Do quantized models specifically prune out specific knowledge? I think they just compress things down but they're still in there. You'd most likely need to do that when you're doing the initial model training, but I'm not expert.
> they just compress things down but they're still in there
The compression is almost certainly in part specific knowledge getting fuzzed.
Yeah, but it's everything getting fuzzed, including the parts you care about.
Quantizing is one thing. But in general it's self-evident that training the model on information that is irrelevant to your use case does not necessarily improve ability, otherwise you'd have AGI just from reinforcing your model on memorizing the first 10^50 digits of pi.
Likewise, LLMs do not violate the laws of information theory, and therefore the only way to encode X amount of information in Y amount of bits where X > Y is by performing what is effectively lossy compression, and as X grows larger relative to Y the compression ratio must change to lose ever more information.
Yes, for the sake of making chatbots that are "conversational" in that they can interpret natural language as input and produce code as output you can easily benefit in incidental and unintuitive ways by training it on more natural language text. But for a given fixed parameter size, it's possible to produce a better model for a specific task by selectively not muddying its training set in the first place with things that are likely irrelevant to the task.
> it's self-evident that training the model on information that is irrelevant to your use case does not necessarily improve ability
We don’t understand AI or natural intelligence well enough to make such statements. As for self evidence, cross-domain competence in humans and the rise of generalist models over domain-specific ones (on competence, not cost) seems to pretty directly tank your hypothesis.
>But in general it's self-evident that training the model on information that is irrelevant to your use case does not necessarily improve ability, otherwise you'd have AGI just from reinforcing your model on memorizing the first 10^50 digits of pi.
It's hardly self-evident, and your counter-example is hardly applicable.
The first 10^50 of pi is not the same as having BREADTH of information in the training data, which is the whole point not just any random "information that is irrelevant to your use case".
not to mention that the first 10^50 digits of pi compress to quite small formula, so not much information there to begin with from a shannon/kolmogorov perspective
It is self-evident. Bringing up Kolmogorov complexity is irrelevant, we're talking about rote memorization, but if you can't ignore the given example then replace "digits of pi" with "bits of output from a true random number generator". There's an infinite amount of information that we could shove into a model, and a finite amount of bits with which to store any of that information such that it can be usefully recalled or form useful logical associations.

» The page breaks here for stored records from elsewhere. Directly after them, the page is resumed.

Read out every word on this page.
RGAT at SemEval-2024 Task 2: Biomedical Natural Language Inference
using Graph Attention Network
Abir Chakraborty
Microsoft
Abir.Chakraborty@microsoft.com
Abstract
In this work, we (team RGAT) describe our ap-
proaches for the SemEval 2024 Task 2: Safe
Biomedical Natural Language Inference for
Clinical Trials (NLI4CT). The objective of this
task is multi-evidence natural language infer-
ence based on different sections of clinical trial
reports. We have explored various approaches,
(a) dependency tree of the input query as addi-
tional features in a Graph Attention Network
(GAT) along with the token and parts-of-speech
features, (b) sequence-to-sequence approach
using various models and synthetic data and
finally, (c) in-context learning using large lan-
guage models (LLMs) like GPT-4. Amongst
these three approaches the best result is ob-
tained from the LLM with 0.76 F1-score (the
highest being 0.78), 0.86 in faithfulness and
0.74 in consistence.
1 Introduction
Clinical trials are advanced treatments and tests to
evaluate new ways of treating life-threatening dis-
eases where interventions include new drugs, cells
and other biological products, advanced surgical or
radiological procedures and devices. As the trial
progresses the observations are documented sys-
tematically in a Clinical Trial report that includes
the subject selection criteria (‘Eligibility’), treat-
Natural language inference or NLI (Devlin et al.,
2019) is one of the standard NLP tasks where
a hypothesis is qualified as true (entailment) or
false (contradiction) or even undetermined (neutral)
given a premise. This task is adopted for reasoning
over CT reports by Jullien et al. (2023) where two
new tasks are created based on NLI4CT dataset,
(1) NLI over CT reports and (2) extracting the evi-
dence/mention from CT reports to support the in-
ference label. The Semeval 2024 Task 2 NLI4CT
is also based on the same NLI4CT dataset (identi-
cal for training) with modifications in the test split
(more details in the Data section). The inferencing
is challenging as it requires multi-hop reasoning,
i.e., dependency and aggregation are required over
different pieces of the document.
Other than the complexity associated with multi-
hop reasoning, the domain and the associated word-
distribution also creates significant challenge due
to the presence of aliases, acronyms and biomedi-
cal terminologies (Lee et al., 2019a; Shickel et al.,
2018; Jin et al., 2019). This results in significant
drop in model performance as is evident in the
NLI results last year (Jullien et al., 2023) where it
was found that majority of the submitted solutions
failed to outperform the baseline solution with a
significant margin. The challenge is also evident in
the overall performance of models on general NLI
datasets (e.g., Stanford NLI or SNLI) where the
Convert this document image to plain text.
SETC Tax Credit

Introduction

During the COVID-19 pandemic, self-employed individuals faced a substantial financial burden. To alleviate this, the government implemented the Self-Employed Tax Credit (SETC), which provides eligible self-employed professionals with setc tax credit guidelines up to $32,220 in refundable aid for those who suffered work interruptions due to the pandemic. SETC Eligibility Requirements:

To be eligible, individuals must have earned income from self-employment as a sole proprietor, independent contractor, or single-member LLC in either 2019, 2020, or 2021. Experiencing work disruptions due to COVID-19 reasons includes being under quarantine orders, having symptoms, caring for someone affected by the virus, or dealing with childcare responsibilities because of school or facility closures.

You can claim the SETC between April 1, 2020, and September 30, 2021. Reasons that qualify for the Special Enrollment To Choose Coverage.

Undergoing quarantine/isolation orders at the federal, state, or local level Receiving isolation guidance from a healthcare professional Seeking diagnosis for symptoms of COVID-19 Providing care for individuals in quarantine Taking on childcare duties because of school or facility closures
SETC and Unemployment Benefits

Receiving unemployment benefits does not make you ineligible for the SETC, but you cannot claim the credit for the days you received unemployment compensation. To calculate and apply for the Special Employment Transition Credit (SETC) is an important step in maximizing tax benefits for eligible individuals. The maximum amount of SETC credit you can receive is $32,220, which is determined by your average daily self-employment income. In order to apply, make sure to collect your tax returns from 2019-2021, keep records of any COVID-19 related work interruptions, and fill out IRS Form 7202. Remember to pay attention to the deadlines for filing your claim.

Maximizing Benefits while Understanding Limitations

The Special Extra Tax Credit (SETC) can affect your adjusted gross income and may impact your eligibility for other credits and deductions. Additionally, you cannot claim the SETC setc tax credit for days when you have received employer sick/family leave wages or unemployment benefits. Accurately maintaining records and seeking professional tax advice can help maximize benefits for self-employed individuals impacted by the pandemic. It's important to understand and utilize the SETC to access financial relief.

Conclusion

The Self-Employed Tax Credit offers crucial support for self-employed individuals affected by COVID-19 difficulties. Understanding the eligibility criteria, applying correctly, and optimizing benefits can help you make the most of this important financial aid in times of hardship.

Apparently irrelevant data can help because model weights are entangled.
Yeah, the neoclouds and hyperscalers are taking massive losses right now, self hosting is basically signing yourself up to do the same. There are philosophical reasons to do so but it’s a terrible economic decision
Or you have data that HIPAA, GDPR, PII, or have to care about the concern of others training on your data.
That too.
> 50tps for a decade
assuming demand doesn't keep on increasing. even google has trouble having enough capacity apparently.